01. Kondome
Dianas Sicht
Müde lasse ich mich nach einer heißen, wohltuenden Dusche auf meinem Bett fallen und stecke mir meine Kopfhörer in die Ohren. In letzter Zeit sind sie mein Heiligtum geworden und das Haus verlasse ich kaum noch ohne Musik auf den Ohren.
Die Musik hilft mir, die Gedanken abzuschalten, die mir seit dem Tod meines Vaters andauernd im Kopf herumschwirren. Musik betäubt und hilft mir neue Kraft zu gewinnen und nach vorne zu blicken. Trotzdem schaffe ich es einfach nicht die Vergangenheit hinter mir zu lassen und wieder Lachen zu können.

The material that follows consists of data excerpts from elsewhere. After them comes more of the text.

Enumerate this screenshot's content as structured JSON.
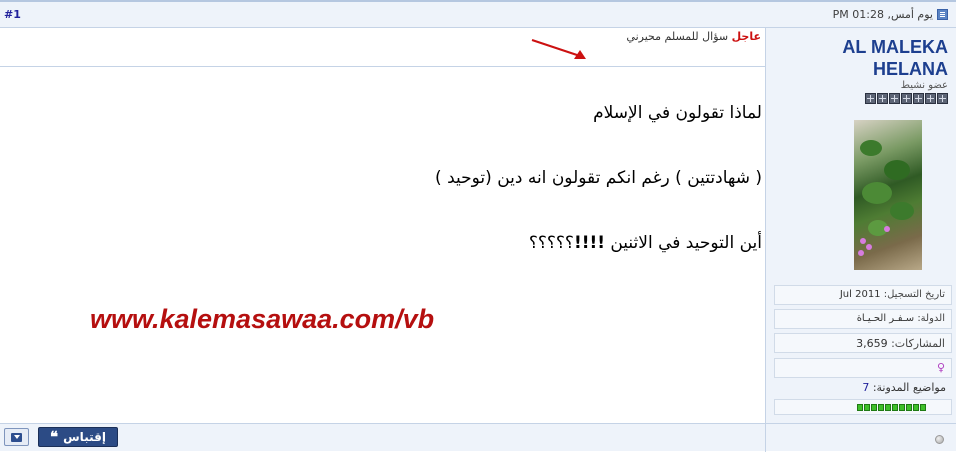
{
  "header": {
    "post_number": "#1",
    "date": "يوم أمس, 01:28 PM"
  },
  "post": {
    "urgent_label": "عاجل",
    "title": "سؤال للمسلم محيرني",
    "lines": [
      {
        "before": "لماذا تقولون في الإسلام",
        "bold": "",
        "after": ""
      },
      {
        "before": "( شهادتتين ) رغم انكم تقولون انه دين (توحيد )",
        "bold": "",
        "after": ""
      },
      {
        "before": "أين التوحيد في الاثنين ",
        "bold": "!!!!",
        "after": "؟؟؟؟؟"
      }
    ],
    "watermark": "www.kalemasawaa.com/vb"
  },
  "user": {
    "name": "AL MALEKA HELANA",
    "title": "عضو نشيط",
    "rank_icon_count": 7,
    "join_label": "تاريخ التسجيل:",
    "join_value": "Jul 2011",
    "country_label": "الدولة:",
    "country_value": "سـفـر الحـيـاة",
    "posts_label": "المشاركات:",
    "posts_value": "3,659",
    "gender_symbol": "♀",
    "blog_label": "مواضيع المدونة:",
    "blog_count": "7",
    "reputation_level": 10
  },
  "footer": {
    "quote_label": "إقتباس",
    "quote_icon": "❝"
  },
  "colors": {
    "header_bg": "#eef3fa",
    "username": "#1d3f8f",
    "urgent": "#cc1111",
    "watermark": "#b50f0f",
    "quote_button": "#2c4b85",
    "reputation": "#3fc02a"
  }
}
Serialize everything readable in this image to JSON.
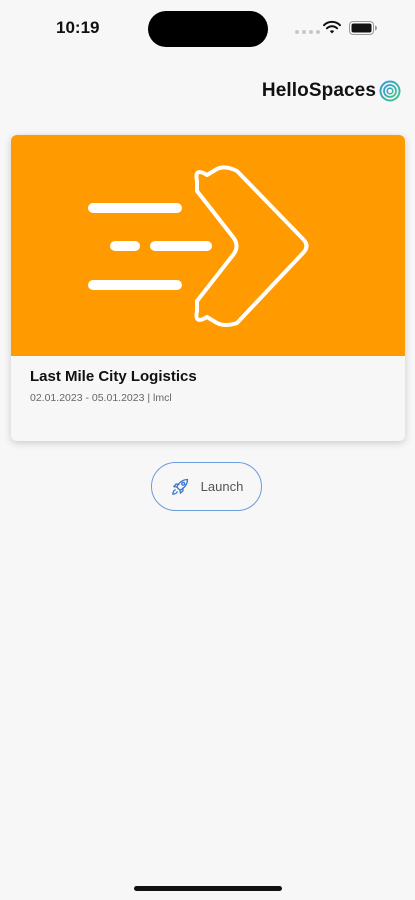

Es fühlt sich jedes Mal wie ein gewisser Verrat an meinem Dad an, der sein Leben lang nur dafür gesorgt hat, dass Will, Quinn und ich versorgt waren und alles hatten, was andere Kinder in unserem Alter besaßen. Es war egal, ob er dafür die Nächte durcharbeitete und schlief, während wir in der Schule waren. Dad hatte alles für uns getan und in mir keimte immer wieder ein schlechtes Gewissen auf, weil ich ihn in der Zeit vor seinem Tod nur wenig besucht habe.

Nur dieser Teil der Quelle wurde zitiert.